Doors? The SV had the trademark scissor-style doors Lamborghinis have had since the Countach and though they "look really cool", they do mean worrying about banging your head at every ingress/egress. On the conventionally opening doors of the LF-A, only the placement of the door-handle was worthy of note; (inside a deep channel that directs air to the C-pillar intake). The Noble's door was special for its interior panel being deliberately left untrimmed to show the exotic material it was fashioned from.

There was carbon-fibre everywhere inside the Noble! The whole centre console stack was made from it and so was the golf-ball gear knob. The rest of the dash probably was too but I can't confirm this as, at the time of viewing, it was hidden under leather. The CFRP was aesthetic garnish in its use on the fascia though not so, in its use in the bodywork - the M600's modest kerb weight in comparison to the LF-A and the SV forming all the justification needed. The Lamborghini's interior was dominated by alcantara held together by yellow stitching whereas the LF-A's interior impressed upon me; "loads of plastic!" "Very high-quality, tactile plastic". "But plastic nonetheless".

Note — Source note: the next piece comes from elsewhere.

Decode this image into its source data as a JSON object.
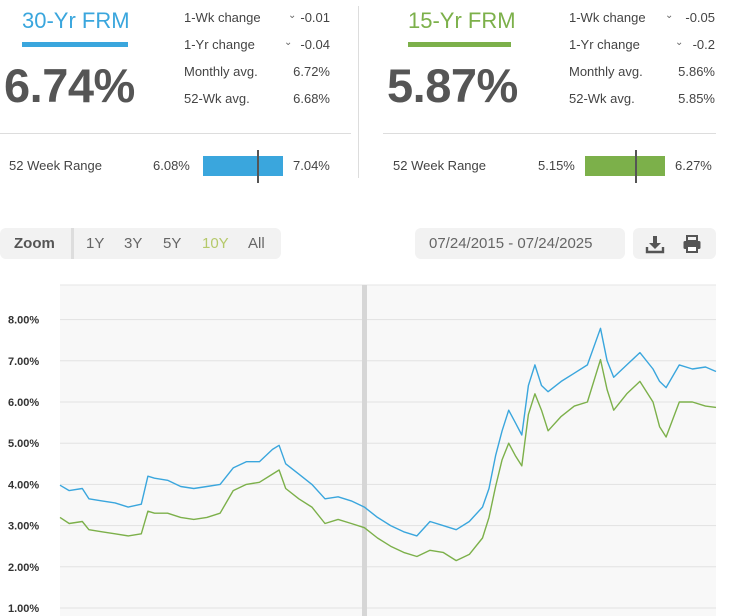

The view behind in all three cars was purely conceptual, whereas the view out front in the Noble was the best and served well to emphasise its superior compactness. The Noble had a higher quoted top-speed and so was potentially the fastest of the three in a straight line (slower official 0-60 probably due to requiring a gear-change). This, as well as its lower weight and more advanced under-body aero is probably why it placed so much higher than both the SV and the LF-A on the TopGear power laps board despite costing at least a Range Rover's worth less than the next most expensive, the SV.

At the end of my little episode with this trio though, I would have had the Lexus LF-A.

Only because it was not derivative in the same way the other two were. The Lamborghini was like a modernised, angularised Diablo whereas the M600 was like a Ferrari F40 reboot. I also prefer function-driven aesthetics in a car and while this approach was readily evident in the LF-A and the M600, it was probably the only thing subtle about the styling of the Lamborghini. While I also admired the desire behind it's makers' to deliver to willing punters, an unadulterated driving experience, the M600 would have probably been too much of a handful for someone of my limited ability. Connoiseur's choice if you will.

The Lexus, in contrast, was filled with sort of technology that flatters a driver and their lap times while [and as a result of] keeping them on the black stuff.

I liked the fact that the Lexus redlined at 9,000rpm and that when it did, it sounded not very much unlike the Aston Martin Le Mans prototype car. Quite a good analogue because more than the other two, it represented race high-tech applied to a road car. Easy choice then for a motorsport fanatic.